Importantly, the provider must:
Ensure patients are fully protected against the risks associated with the recruitment of staff, in particular in ensuring all appropriate pre-employment reference checks are carried out and recorded prior to a staff member taking up post.
In addition the provider should:
Ensure a record is kept of the serial numbers of prescription forms to conform with national guidance.
Ensure that when daily checks of medicine storage fridge temperatures are carried out the signature of the member of staff completing the checks is recorded.

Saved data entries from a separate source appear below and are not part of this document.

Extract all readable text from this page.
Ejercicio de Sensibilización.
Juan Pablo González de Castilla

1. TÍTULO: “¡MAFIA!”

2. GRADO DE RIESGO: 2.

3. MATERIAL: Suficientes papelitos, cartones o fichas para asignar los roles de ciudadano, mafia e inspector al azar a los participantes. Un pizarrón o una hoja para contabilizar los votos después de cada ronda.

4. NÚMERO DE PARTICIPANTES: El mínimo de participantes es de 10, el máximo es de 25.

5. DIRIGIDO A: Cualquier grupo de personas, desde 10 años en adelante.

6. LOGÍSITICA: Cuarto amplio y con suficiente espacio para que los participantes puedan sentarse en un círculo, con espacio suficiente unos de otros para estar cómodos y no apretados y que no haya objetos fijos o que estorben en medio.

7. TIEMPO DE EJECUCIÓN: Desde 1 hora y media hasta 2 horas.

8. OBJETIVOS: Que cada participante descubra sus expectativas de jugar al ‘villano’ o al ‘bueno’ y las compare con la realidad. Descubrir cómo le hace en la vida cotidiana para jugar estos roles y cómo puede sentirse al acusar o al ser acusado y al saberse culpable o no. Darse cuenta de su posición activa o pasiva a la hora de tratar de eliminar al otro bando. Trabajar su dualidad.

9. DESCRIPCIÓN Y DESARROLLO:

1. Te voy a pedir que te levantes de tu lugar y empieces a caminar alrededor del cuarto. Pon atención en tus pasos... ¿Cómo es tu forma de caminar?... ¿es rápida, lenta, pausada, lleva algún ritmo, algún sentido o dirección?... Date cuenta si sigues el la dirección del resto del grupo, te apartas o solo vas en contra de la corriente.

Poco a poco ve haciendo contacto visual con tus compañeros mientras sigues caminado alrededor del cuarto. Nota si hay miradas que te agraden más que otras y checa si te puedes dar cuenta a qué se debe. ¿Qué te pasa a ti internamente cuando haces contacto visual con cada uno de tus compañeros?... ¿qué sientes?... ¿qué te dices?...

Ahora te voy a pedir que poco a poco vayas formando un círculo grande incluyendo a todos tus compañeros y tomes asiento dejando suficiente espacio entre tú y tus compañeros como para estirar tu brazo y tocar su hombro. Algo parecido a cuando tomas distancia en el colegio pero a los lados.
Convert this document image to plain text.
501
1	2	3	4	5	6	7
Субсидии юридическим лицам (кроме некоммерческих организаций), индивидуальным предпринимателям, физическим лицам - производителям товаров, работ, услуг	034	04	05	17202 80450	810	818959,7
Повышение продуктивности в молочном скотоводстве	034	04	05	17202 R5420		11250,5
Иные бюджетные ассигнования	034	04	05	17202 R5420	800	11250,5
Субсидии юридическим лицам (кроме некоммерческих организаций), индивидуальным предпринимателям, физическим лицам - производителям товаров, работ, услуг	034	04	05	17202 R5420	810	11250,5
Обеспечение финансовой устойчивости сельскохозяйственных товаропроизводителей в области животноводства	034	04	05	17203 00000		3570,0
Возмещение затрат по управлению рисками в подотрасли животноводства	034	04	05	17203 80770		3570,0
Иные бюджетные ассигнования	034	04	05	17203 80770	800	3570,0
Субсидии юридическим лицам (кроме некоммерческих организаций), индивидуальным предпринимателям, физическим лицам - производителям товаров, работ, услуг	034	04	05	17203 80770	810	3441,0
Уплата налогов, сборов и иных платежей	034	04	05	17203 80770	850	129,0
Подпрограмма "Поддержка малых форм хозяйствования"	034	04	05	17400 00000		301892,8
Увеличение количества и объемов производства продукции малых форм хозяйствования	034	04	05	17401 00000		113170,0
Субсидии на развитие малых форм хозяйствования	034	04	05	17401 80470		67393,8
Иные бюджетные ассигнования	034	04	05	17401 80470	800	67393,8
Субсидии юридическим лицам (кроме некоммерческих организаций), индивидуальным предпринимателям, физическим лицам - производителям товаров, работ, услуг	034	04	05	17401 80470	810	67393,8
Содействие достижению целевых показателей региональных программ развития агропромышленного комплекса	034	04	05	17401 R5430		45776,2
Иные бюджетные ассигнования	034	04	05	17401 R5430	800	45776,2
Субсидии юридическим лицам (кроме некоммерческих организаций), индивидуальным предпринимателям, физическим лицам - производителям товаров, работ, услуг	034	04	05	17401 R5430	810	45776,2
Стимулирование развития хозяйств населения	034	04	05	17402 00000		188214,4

Ensure gaps in staff training in infection control and fire safety are addressed and evidence of all training completed is documented in staff records; and arrange for outstanding annual appraisals to be conducted for staff due one.
Review the practice’s consent protocol to ensure mental capacity is appropriately taken into account.
Take steps to raise clinical staff awareness and understanding of deprivation of liberty safeguards (DoLs).
Make a written record of GP partner meetings to document action agreed to drive improvement, and enable follow up and review of progress to be tracked at subsequent meetings.
Consider inviting regular locum GPs to the partner meetings to engage them more fully in clinical assessment, monitoring and review.